# Marty's Thingy



## Torby (Jan 2, 2008)

I didn't take many pictures this year. I used to try to shoot everything. Now I just play. 

I arrived about 4:00 Friday afternoon. After getting set up and finding an open frequency & channel, I played trains for a while. Then it was time for supper at an Italian Buffet. Good stuff. Rained Friday Evening.


Spent all day Saturday and Sunday training.
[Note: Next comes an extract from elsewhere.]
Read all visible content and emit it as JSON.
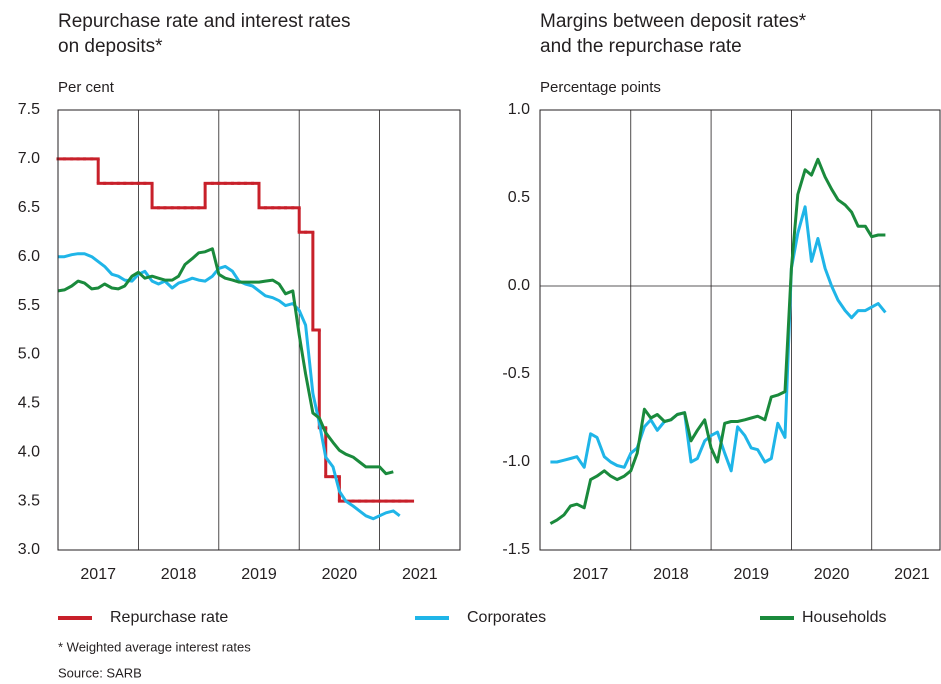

Look how close they let me get to it


















Disaster on the high line. Yes, that's an RCS remote laying there in pieces.










4019 on the high line.




















I love Marty's bridges and trestles.










Hijacked by aliens!










Wanna help me blow up a train?


I left Monday Morning and stopped at Kidman's 'cause it seemed silly to be going right by and not stop. Their beautiful garden has lots of water and rocks. No, I didn't take any pictures. He has stainless track and keeps a train on the track under part of the house. Using track power, he just cleared some leaves and logs out of the way and ran after leaving it sit for several days.


----------



## Jerry Barnes (Jan 2, 2008)

Nice pix Tom.


----------



## Bryan Smith (Jan 2, 2008)

Torby, Are you try to kill my engine on Bridge?


----------



## Torby (Jan 2, 2008)

Brian and I ran side by side for a while. Marty's outside and inside tracks diverge, but when they came back together, we were right together again. Was rather fun matching each other's speed.


----------